Some had wheels that turned, but these needed to be pushed or pulled. Some of the early 19th-century push toy rails were made from tinplate, such as the large, durable, stylized locomotive toys in the U.S., that were painted red and gold and decorated with hearts and flowers. model trains lafayette indiana
Around 1875, technological advancements in materials and manufacturing enabled tin to be scraped, cut, rolled, and lithographed faster than ever before.
Toy trains were altered when Märklin, a German company which specialized in doll house accessories, sought to make an equal toy for boys in which a continuous revenue stream could be guaranteed by purchasing add-on accessories for years after the initial purchase. In addition to boxed sets comprising a train and track, Märklin offered extra track, rolling stock, and buildings sold separately, creating the predecessor to the modern model train layout featuring buildings and scenery in addition to a working train.

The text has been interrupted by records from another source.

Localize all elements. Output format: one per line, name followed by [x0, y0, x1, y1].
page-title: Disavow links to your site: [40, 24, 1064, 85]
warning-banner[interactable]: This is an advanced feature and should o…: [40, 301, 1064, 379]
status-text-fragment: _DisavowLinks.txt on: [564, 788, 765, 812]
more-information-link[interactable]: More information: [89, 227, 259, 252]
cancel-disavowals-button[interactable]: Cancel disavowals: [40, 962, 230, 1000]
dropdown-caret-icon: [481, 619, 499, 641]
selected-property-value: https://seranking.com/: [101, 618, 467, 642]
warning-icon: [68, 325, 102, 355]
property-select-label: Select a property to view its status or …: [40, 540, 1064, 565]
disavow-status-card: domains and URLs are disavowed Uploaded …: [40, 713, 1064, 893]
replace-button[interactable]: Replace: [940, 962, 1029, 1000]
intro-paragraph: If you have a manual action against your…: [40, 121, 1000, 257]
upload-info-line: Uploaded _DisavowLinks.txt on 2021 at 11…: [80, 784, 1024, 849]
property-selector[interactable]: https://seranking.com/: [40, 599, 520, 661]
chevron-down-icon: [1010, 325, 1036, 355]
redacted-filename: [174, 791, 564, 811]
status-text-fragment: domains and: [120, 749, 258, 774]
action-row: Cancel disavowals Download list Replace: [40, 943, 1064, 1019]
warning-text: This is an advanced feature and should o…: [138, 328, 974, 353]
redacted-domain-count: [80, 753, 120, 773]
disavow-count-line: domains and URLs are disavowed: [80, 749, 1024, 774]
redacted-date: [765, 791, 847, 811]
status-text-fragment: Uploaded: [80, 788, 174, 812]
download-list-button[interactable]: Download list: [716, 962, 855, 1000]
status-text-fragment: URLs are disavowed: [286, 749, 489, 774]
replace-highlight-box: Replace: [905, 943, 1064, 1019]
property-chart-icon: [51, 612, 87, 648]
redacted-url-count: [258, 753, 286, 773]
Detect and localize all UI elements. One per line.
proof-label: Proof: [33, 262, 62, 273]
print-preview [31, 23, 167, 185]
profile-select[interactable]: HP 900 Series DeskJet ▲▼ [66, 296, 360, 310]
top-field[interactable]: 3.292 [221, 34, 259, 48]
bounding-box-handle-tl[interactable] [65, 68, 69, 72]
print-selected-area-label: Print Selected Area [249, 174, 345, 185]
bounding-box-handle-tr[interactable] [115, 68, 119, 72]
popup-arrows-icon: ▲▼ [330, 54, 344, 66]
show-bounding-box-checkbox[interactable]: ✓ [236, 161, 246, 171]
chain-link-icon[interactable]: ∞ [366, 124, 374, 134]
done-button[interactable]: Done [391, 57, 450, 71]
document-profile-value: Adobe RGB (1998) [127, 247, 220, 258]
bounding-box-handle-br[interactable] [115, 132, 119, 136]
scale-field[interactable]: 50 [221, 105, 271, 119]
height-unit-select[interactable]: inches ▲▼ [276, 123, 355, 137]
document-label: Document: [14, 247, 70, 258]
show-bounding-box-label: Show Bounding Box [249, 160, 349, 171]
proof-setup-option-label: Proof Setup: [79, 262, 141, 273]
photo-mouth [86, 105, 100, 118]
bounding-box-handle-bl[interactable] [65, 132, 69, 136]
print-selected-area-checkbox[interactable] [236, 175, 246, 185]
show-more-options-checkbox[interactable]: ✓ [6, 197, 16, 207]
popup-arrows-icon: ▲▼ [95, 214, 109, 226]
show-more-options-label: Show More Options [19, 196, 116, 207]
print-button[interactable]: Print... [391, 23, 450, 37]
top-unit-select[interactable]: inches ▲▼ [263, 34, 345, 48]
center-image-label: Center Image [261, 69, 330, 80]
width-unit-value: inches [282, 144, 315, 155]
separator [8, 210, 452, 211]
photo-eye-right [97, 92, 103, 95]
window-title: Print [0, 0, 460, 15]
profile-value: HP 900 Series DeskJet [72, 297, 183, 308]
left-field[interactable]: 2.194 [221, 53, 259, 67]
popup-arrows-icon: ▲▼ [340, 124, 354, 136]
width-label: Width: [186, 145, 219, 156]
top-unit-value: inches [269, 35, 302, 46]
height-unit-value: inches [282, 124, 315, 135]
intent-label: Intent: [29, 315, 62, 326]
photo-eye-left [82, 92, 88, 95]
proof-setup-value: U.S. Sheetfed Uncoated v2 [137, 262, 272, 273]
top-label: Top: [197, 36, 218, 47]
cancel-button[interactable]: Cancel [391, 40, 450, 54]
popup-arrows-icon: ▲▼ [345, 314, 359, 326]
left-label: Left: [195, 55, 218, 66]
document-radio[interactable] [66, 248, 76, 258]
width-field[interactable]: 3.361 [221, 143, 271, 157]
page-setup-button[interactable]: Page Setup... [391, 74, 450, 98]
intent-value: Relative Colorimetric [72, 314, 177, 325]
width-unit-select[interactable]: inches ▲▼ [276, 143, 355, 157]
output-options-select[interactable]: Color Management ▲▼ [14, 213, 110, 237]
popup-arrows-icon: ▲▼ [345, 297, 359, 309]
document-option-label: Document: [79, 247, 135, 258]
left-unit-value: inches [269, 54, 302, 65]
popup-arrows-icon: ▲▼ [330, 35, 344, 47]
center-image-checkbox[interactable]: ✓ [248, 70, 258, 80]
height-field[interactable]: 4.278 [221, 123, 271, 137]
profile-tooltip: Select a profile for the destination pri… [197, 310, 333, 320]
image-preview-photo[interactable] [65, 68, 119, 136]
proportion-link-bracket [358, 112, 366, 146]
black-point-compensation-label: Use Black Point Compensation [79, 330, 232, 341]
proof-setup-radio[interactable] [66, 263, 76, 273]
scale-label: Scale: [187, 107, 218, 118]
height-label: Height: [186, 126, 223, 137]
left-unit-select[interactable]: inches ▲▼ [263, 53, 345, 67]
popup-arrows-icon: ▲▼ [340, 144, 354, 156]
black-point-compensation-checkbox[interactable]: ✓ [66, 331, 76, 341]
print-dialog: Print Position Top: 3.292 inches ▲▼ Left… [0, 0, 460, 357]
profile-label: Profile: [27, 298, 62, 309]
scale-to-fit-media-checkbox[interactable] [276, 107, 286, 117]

Electric trains followed, with the first appearing in 1897, made from the U.S. firm Carlisle & Finch. As residential use of electricity became more common in the early 20th century, electric trains gained popularity and as time went on, these electric trains grew in sophistication, gaining lighting, the ability to change direction, to emit a whistling sound, to smoke, to remotely couple and uncouple cars and even load and unload freight. Toy trains from the first half of the 20th century were frequently made of lithographed tin; afterwards trains were often made mostly of plastic.
Before the 1950s, there was little differentiation between toy trains and model railroads–model railroads were toys by definition. Pull toys and wind-up trains were marketed towards children, while electrical trains were marketed towards teens, particularly teenaged boys. It was during the 1950s the modern emphasis on realism in model railroading began to catch on.
Today, S gauge and O gauge railroads are still considered toy trains even by their own adherents and are often accessorized with semi-scale model buildings by Plasticville or K-Line (who owns the rights to the Plasticville-like buildings produced by Marx in the 1950s to the 1970s). However, due to their high price, one is more inclined to locate an HO scale or N scale train set at a toy store than a O scale set.
Many modern electrical toy trains comprise sophisticated electronic equipment that exude digitized sound effects and allow the operator to safely and easily run several remote controller trains on one loop of course. In recent years, many toy train operators may operate a train using a TV camera at the front of the motor and hooked up to a display, such as computer monitor. This will show an image, like that of a real (smaller size) railroad.